BII: One common frustration we’ve heard speaking with app developers is that there are winner-take-all dynamics in the app store, with apps owning certain categories. What do you think about that?
OO: It really depends on the category.
But, one thing is for sure: there’s always room for new winners. Look at Draw Something: it was a huge success, the fastest growth ever in the app store. And yet Angry Birds Space comes along and grows even faster. And a few months from now it’ll be something else.
Take another example: to-do list apps. There are zillions of them. You’d think the market would be saturated. And yet this app Clear came along, with distinctive design, and it shot up to the top of the rankings even though it’s a paid app and all the other ones are free.
It’s like there’s infinite demand for new and interesting apps. People just have an appetite for that. Downloading an app is like turning on the TV to see what’s on.
So no, I wouldn’t say it’s winner-take-all at all.
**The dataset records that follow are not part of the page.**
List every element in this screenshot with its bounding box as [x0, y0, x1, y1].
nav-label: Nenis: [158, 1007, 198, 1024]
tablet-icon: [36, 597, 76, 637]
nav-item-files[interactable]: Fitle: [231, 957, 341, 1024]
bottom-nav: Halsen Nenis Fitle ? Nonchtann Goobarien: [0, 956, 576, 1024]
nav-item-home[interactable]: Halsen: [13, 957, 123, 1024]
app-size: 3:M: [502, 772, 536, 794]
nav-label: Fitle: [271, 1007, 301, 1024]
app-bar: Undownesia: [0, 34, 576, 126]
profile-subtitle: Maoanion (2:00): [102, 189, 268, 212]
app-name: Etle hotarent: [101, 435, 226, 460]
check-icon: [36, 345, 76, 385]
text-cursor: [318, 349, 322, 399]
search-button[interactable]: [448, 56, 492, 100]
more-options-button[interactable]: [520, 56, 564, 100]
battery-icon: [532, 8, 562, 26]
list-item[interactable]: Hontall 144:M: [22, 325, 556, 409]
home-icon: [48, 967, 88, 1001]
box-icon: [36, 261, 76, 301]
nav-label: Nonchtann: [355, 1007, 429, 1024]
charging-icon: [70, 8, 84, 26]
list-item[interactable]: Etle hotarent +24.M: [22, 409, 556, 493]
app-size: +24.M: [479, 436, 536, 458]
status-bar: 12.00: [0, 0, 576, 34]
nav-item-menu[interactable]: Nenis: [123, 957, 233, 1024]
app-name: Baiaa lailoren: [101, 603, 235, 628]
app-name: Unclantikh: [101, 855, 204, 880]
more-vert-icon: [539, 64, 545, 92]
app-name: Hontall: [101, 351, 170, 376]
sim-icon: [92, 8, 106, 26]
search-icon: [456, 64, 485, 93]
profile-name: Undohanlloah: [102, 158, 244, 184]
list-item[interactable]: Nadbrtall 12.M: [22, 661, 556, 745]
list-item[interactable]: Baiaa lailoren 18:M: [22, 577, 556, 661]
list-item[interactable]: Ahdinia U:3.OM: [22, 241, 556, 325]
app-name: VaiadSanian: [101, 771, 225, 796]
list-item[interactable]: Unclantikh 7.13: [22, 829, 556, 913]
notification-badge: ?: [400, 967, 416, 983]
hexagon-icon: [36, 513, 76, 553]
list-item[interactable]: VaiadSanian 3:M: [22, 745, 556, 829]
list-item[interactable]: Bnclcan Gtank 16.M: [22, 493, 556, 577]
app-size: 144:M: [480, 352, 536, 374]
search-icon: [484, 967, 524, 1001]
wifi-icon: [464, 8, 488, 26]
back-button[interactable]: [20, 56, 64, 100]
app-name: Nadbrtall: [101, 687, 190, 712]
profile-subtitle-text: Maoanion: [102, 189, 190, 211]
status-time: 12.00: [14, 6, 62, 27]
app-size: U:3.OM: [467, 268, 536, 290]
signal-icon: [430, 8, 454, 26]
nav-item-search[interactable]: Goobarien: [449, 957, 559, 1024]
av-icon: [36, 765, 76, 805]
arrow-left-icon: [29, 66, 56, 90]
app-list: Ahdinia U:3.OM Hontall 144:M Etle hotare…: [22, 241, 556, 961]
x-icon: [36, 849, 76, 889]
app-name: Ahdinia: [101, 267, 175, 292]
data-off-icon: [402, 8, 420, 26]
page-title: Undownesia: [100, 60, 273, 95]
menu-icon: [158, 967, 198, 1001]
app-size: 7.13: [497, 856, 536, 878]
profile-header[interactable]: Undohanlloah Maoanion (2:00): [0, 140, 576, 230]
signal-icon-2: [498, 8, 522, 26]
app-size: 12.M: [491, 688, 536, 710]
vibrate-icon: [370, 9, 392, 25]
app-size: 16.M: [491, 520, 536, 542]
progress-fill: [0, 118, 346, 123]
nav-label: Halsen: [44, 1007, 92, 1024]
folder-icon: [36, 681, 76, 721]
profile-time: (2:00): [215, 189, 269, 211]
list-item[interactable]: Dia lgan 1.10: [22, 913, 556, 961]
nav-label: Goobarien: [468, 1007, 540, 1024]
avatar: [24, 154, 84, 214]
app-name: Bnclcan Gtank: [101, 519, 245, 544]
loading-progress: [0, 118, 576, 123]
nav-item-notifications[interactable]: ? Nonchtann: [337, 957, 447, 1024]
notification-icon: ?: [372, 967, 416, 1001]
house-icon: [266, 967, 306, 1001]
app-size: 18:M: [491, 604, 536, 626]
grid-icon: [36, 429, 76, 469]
The flip-side of that is that apps have a very short life cycle: a few months, maybe a year or two. Apple features new apps constantly. And it’s very hard to break through. There’s 650,000 apps out there. There will be a million soon. Out of those, two to five thousand will be very aggressive about marketing. All of that means it’s very hard to break through.
The store is still dominated by Apple’s rankings. The rankings are bad for the industry, frankly. It drives people to buy downloads just to be in the rankings instead of finding engaged users. Meanwhile 99.999% of the apps are hard to access and there’s a huge discovery problem. Apple should get rid of the rankings.